What's Your Take? Leave a Comment

  1. The bottom line is the assets are still overpriced. When mortgage payments come in line with what the home would rent for, then we have found some sort of sane equilibrium. I say let the house prices fall.

  2. The mortgage modifications would work well if you has a smart borrower to start with. Most people that bought homes lately have payed 300-400 times their value in 1990. People who bought these homes had no intention what so ever of living in these homes. Their only intention was that of finding another idiot who would pay even more than they did so they could pocket the profit. People that kicked elders and children out of their old neighborhoods so the could increase rents threefold, while they drank 3.00 dollar coffee at Starbucks everyday deserve no pity.

  3. “the mortgage mods are a farse ”

    That’s about right. They use the modifications as a marketing tool but don’t actually make any viable change from what I can tell. They do things like
    a)push out the maturity date of the mortgage which gives a small monthly reduction in payments but makes the total amount paid over time much worse:
    b)roll into a lower rate (but only where they can still make their spread); and
    c) reduce payments where principal payments have been made but fix monthly payments were locked in.

    Often they also charge for the modification by adding to the principal amount.

    Of course its easy to say they should giving principal reductions or interest rate deductions without compensation, but if they did this they would be in liquidation themselves.

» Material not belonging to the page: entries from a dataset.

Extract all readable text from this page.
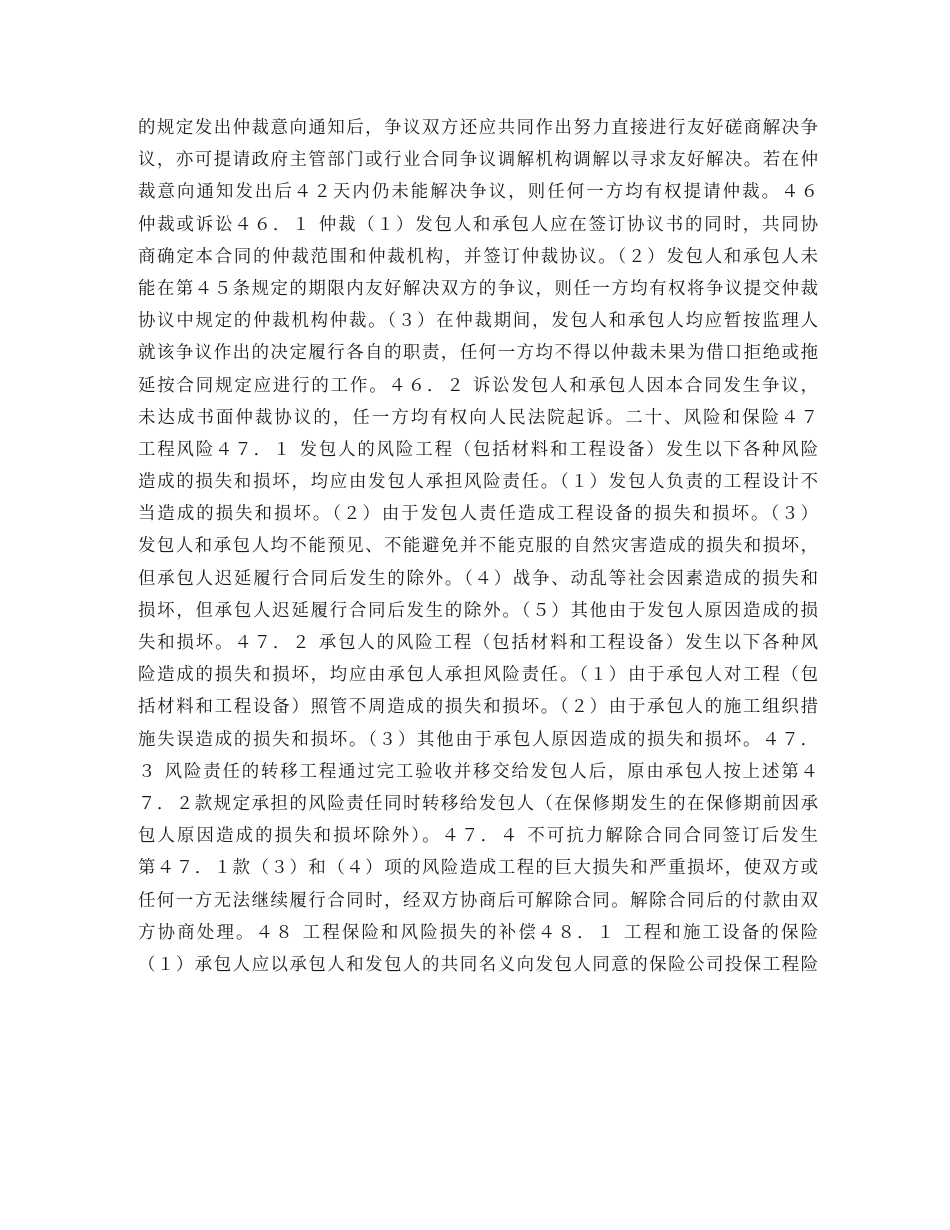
的规定发出仲裁意向通知后，争议双方还应共同作出努力直接进行友好磋商解决争
议，亦可提请政府主管部门或行业合同争议调解机构调解以寻求友好解决。若在仲
裁意向通知发出后４２天内仍未能解决争议，则任何一方均有权提请仲裁。４６
仲裁或诉讼４６．１ 仲裁（１）发包人和承包人应在签订协议书的同时，共同协
商确定本合同的仲裁范围和仲裁机构，并签订仲裁协议。（２）发包人和承包人未
能在第４５条规定的期限内友好解决双方的争议，则任一方均有权将争议提交仲裁
协议中规定的仲裁机构仲裁。（３）在仲裁期间，发包人和承包人均应暂按监理人
就该争议作出的决定履行各自的职责，任何一方均不得以仲裁未果为借口拒绝或拖
延按合同规定应进行的工作。４６．２ 诉讼发包人和承包人因本合同发生争议，
未达成书面仲裁协议的，任一方均有权向人民法院起诉。二十、风险和保险４７
工程风险４７．１ 发包人的风险工程（包括材料和工程设备）发生以下各种风险
造成的损失和损坏，均应由发包人承担风险责任。（１）发包人负责的工程设计不
当造成的损失和损坏。（２）由于发包人责任造成工程设备的损失和损坏。（３）
发包人和承包人均不能预见、不能避免并不能克服的自然灾害造成的损失和损坏，
但承包人迟延履行合同后发生的除外。（４）战争、动乱等社会因素造成的损失和
损坏，但承包人迟延履行合同后发生的除外。（５）其他由于发包人原因造成的损
失和损坏。４７．２ 承包人的风险工程（包括材料和工程设备）发生以下各种风
险造成的损失和损坏，均应由承包人承担风险责任。（１）由于承包人对工程（包
括材料和工程设备）照管不周造成的损失和损坏。（２）由于承包人的施工组织措
施失误造成的损失和损坏。（３）其他由于承包人原因造成的损失和损坏。４７．
３ 风险责任的转移工程通过完工验收并移交给发包人后，原由承包人按上述第４
７．２款规定承担的风险责任同时转移给发包人（在保修期发生的在保修期前因承
包人原因造成的损失和损坏除外）。４７．４ 不可抗力解除合同合同签订后发生
第４７．１款（３）和（４）项的风险造成工程的巨大损失和严重损坏，使双方或
任何一方无法继续履行合同时，经双方协商后可解除合同。解除合同后的付款由双
方协商处理。４８ 工程保险和风险损失的补偿４８．１ 工程和施工设备的保险
（１）承包人应以承包人和发包人的共同名义向发包人同意的保险公司投保工程险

    The problem is that they have no budget to make these sorts of changes. So they make changes that don’t cost money…beter than nothing.

  4. *** ALERT****

    Tribune Files for Bankruptcy

    http://dealbook.blogs.nytimes.com/2008/12/08/tribune-files-for-bankruptcy/?hp

    The Tribune Company filed for bankruptcy protection in a federal court in Delaware on Monday, as the owner of The Los Angeles Times, The Chicago Tribune and the Chicago Cubs baseball team struggled to cope with rising debt and falling ad revenue.

    In a court filing, Tribune said it had nearly $13 billion in debt, compared to $7.6 billion in assets. Most of that debt was taken on when Mr. Zell acquired the company — a deal he struck using mostly borrowed money. All of the now privately held company’s equity is owned by an employee stock-ownership plan.

    Tribune has sought to ameliorate its woes by selling off assets like the Chicago Cubs, but the company still faces a looming debt crunch.

    While Tribune must contend with hefty interest payments over the next year, its most pressing problem was a maintenance covenant on some of its debt that limits the company’s borrowings to no more than nine times earnings before interest, depreciation and amortization.

    Even if the company continues to make interest payments, failure to maintain that level of debt means technical default — which does not always lead to a bankruptcy filing, though in Tribune it apparently did. Other newspaper publishers have halted making interest payments on their debt, but have yet to file.

    Please Dave tell me that everything is OK. You and your ilk are going to get smoked in 2009 and I can’t wait!!!

    The What

    Someday this war is gonna end…

  5. People who had their mortgages modified were already in some kind of danger of default. People who are making their payments on time aren’t being offered this option. I would be more interested to know how long it is before these mortgages are considered to be “safe” again.